Docker images for all architectures (linux/amd64, linux/arm64)
Serverless compatible (AWS Lambda, Google Cloud Functions)
Native Python package for traditional deployments
REST API server for microservice architectures

Operational advantages:

Zero external API dependencies
Local processing for data sovereignty
Configurable resource limits
Comprehensive logging and monitoring

Benchmark Methodology¶

Test Environment¶

Platform: Linux CI runners with standardized hardware
Python Version: 3.12-3.13
Document Set: 18 file formats across 6 categories
Metrics Collected: Processing speed, memory usage, success rate
Methodology: Full details and source code

Key Performance Indicators¶

Kreuzberg demonstrates:

Fastest processing: Leading throughput across all file size categories
Lowest memory usage: ~360MB average vs industry alternatives
Smallest footprint: 71MB installation size
High reliability: 100% success rate in comprehensive testing
Comprehensive format support: 18 file types with consistent performance

Conclusion¶

Kreuzberg's performance leadership stems from its efficient architecture, optimized implementation, and focus on real-world production needs.

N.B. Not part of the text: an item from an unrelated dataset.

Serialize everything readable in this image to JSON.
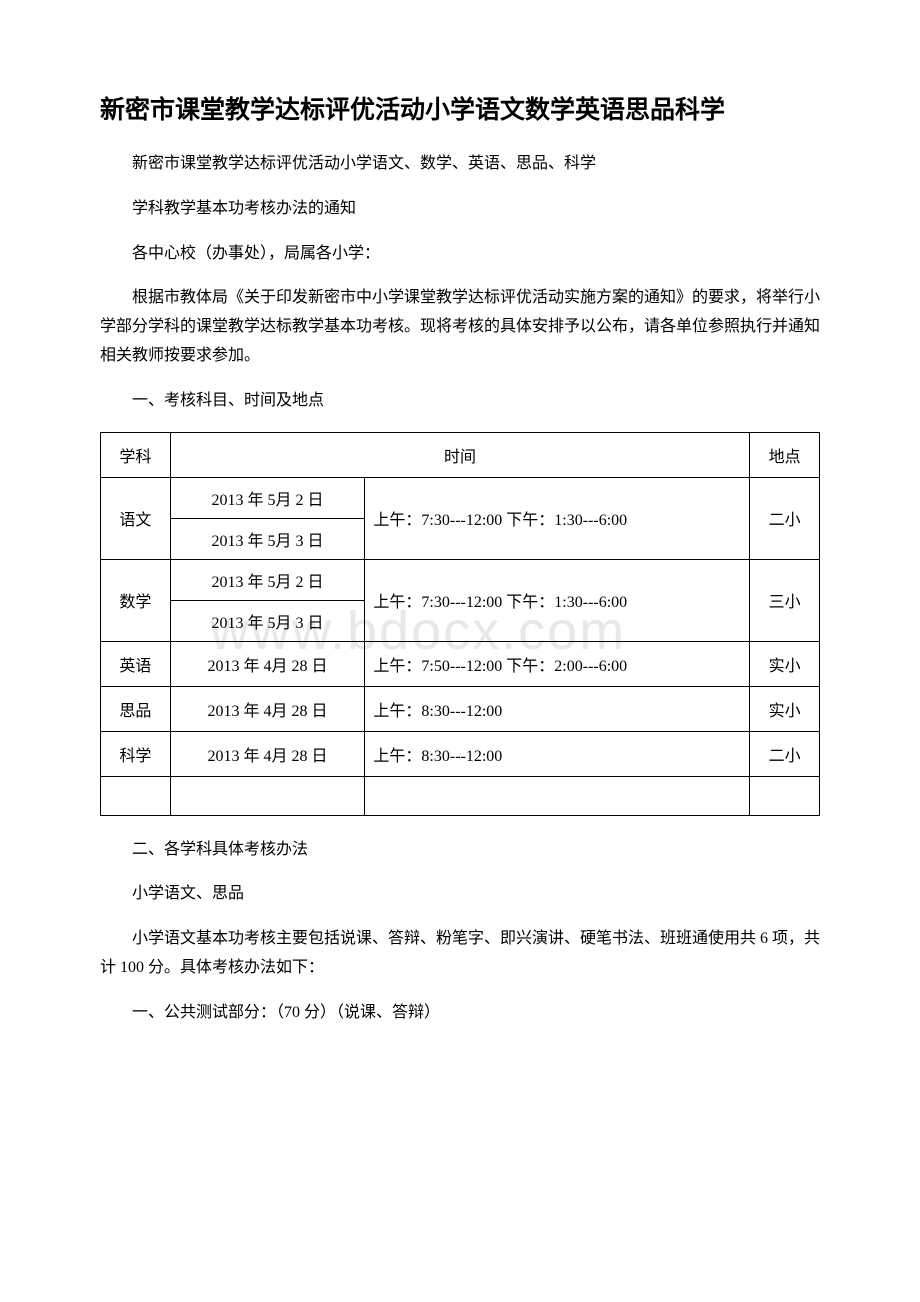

The combination of speed, reliability, and resource efficiency makes it the optimal choice for Python-based text extraction workloads.

For the latest benchmark results and to compare performance across different frameworks, visit benchmarks.kreuzberg.dev.

Performance data is based on comprehensive benchmarking across real-world document corpus. Results may vary based on specific use cases and hardware configurations.